Urology, Fiona Stanley Hospital, Perth, Western Australia, Australia.
ANZ J Surg. 2024 Jun;94(6):1071-1075. doi: 10.1111/ans.18920. Epub 2024 Mar 1.
In 2015 our centre introduced a nurse-led renal cell cancer follow-up protocol and clinic for patients who have undergone partial or radical nephrectomy for organ-confined kidney tumours. The main aims of this clinic were to improve healthcare efficiency and standardize follow-up processes.

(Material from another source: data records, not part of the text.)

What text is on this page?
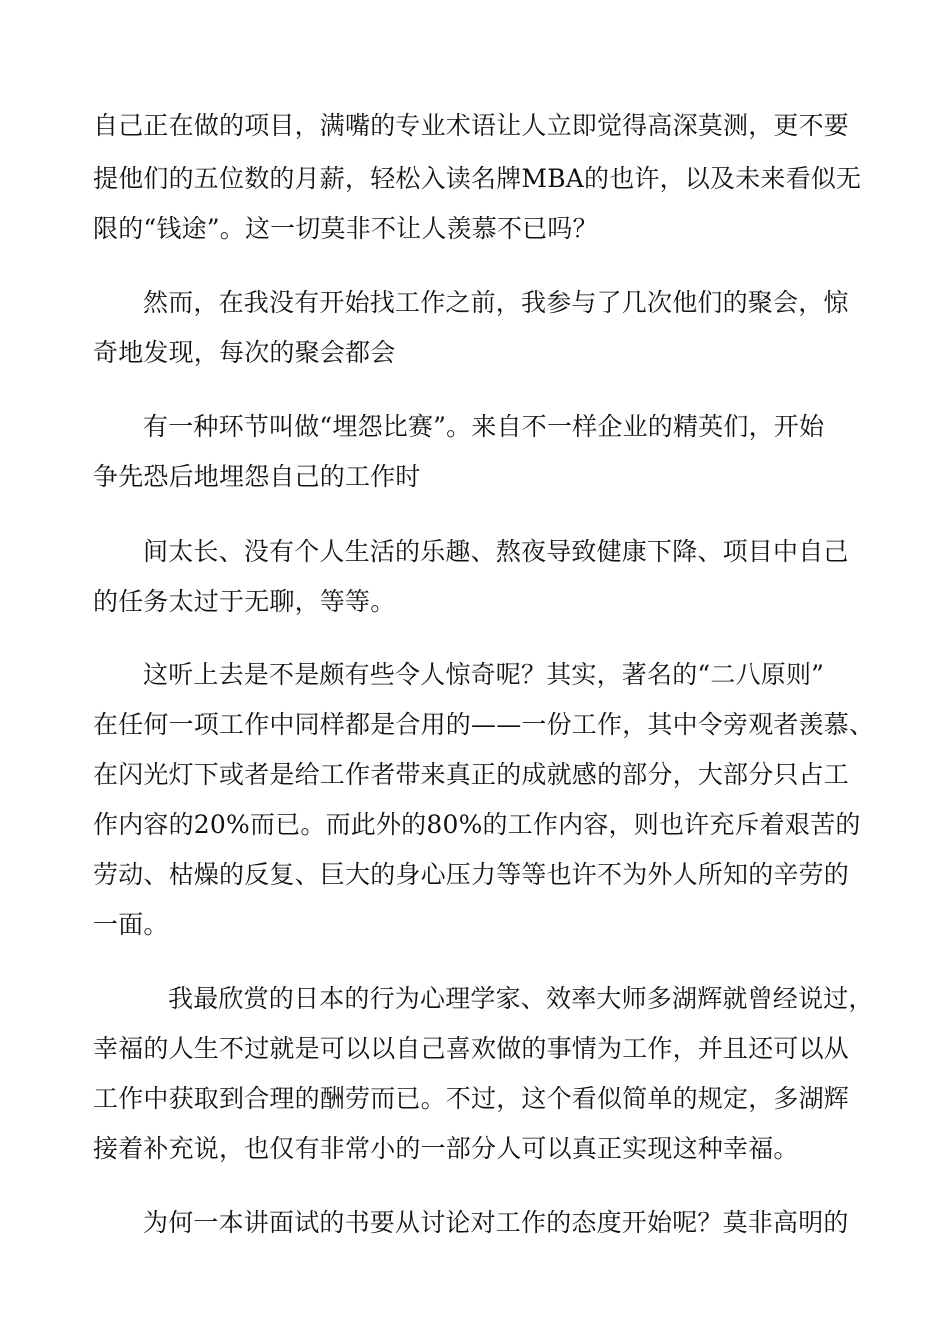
自己正在做的项目，满嘴的专业术语让人立即觉得高深莫测，更不要
提他们的五位数的月薪，轻松入读名牌MBA的也许，以及未来看似无
限的“钱途”。这一切莫非不让人羡慕不已吗？
然而，在我没有开始找工作之前，我参与了几次他们的聚会，惊
奇地发现，每次的聚会都会
有一种环节叫做“埋怨比赛”。来自不一样企业的精英们，开始
争先恐后地埋怨自己的工作时
间太长、没有个人生活的乐趣、熬夜导致健康下降、项目中自己
的任务太过于无聊，等等。
这听上去是不是颇有些令人惊奇呢？其实，著名的“二八原则”
在任何一项工作中同样都是合用的——一份工作，其中令旁观者羡慕、
在闪光灯下或者是给工作者带来真正的成就感的部分，大部分只占工
作内容的20%而已。而此外的80%的工作内容，则也许充斥着艰苦的
劳动、枯燥的反复、巨大的身心压力等等也许不为外人所知的辛劳的
一面。
我最欣赏的日本的行为心理学家、效率大师多湖辉就曾经说过，
幸福的人生不过就是可以以自己喜欢做的事情为工作，并且还可以从
工作中获取到合理的酬劳而已。不过，这个看似简单的规定，多湖辉
接着补充说，也仅有非常小的一部分人可以真正实现这种幸福。
为何一本讲面试的书要从讨论对工作的态度开始呢？莫非高明的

The primary objective was to assess the effectiveness of a nurse-led renal cell cancer follow up clinic in regard to surveillance protocol compliance and the timely identification and appropriate management of recurrences. A secondary objective was to evaluate this locally developed follow up protocol against the current European Association of Urology (EAU) guidelines surveillance protocol.
All patients who underwent a partial or radical nephrectomy between 2015 and 2021 at a single Western Australia institution for a primary renal malignancy were included. Data was collected from local clinical information systems and protocol adherence, recurrence characteristics and management were assessed. The current EAU guidelines were applied to the cohort to assess differences in risk-stratification and theoretical outcomes between the protocols.
After a mean follow up period of 31.2 months (range 0-77 months), 75.5% (185/245) of patients had all follow up imaging and reviews within 1 month of the timeframe scheduled on the protocol. 17.1% (42/245) had a delay in their follow up of more than a month at some stage, 5.7% (14/245) did not attend for follow up but had documented attempts to facilitate their compliance, and 0.4% (1/245) were lost to follow up with no evidence of attempted contact. 15.5% (38/245) of patients had recurrence of malignancy detected during follow up and these were all discussed in a multi-disciplinary team (MDT) meeting. The recurrence rate was 2.5% (3/119) for low risk, 17.7% (14/79) for intermediate risk, and 44.7% (21/47) for high risk patients when they were re-stratified according to EAU risk categories. No recurrences were detected through ultrasound (USS) or chest x-ray (CXR) in this cohort and our protocol tended to place patients in higher risk-stratification groups as compared to current EAU guidelines.
Nurse-led renal cell cancer follow up is a safe, reliable and effective clinical framework that has significant benefits in regard to resource utilization. USS and CXR are ineffective in detecting recurrence and Computerized tomography (CT) should be considered the imaging modality of choice for this purpose. The EAU surveillance protocol appears superior to our protocol, and we have therefore transitioned to the EAU guideline protocol going forward.
2015 年,我们中心引入了一种由护士主导的肾细胞癌随访方案和诊所,为接受部分或根治性肾切除术治疗局限性肾肿瘤的患者提供服务。该诊所的主要目的是提高医疗保健效率并规范随访流程。
主要目的是评估由护士主导的肾细胞癌随访诊所在监测方案依从性以及及时发现和适当管理复发方面的有效性。次要目的是将本地开发的随访方案与当前欧洲泌尿外科学会(EAU)指南监测方案进行比较。
所有在单一西澳大利亚机构接受部分或根治性肾切除术治疗原发性肾恶性肿瘤的患者均纳入研究。数据来自本地临床信息系统,评估了方案依从性、复发特征和管理情况。将当前 EAU 指南应用于该队列,以评估两种方案在风险分层和理论结果方面的差异。
在平均 31.2 个月(0-77 个月)的随访期后,75.5%(185/245)的患者在协议规定的时间范围内,所有随访影像学检查和复查均在 1 个月内完成。17.1%(42/245)在某个阶段的随访中出现了超过 1 个月的延迟,5.7%(14/245)未进行随访,但有记录表明已尝试使其依从,0.4%(1/245)失访且无试图联系的证据。15.5%(38/245)的患者在随访中发现恶性肿瘤复发,所有患者均在多学科团队(MDT)会议上进行了讨论。根据 EAU 风险分类,低危患者的复发率为 2.5%(3/119),中危患者为 17.7%(14/79),高危患者为 44.7%(21/47)。本队列中未通过超声(USS)或胸部 X 线(CXR)检测到复发,并且我们的方案与当前 EAU 指南相比,倾向于将患者归入更高的风险分层组。
由护士主导的肾细胞癌随访是一种安全、可靠且有效的临床框架,在资源利用方面具有显著优势。USS 和 CXR 无法有效检测复发,应考虑 CT 作为此目的的首选影像学检查方法。EAU 监测方案优于我们的方案,因此我们已转向 EAU 指南方案。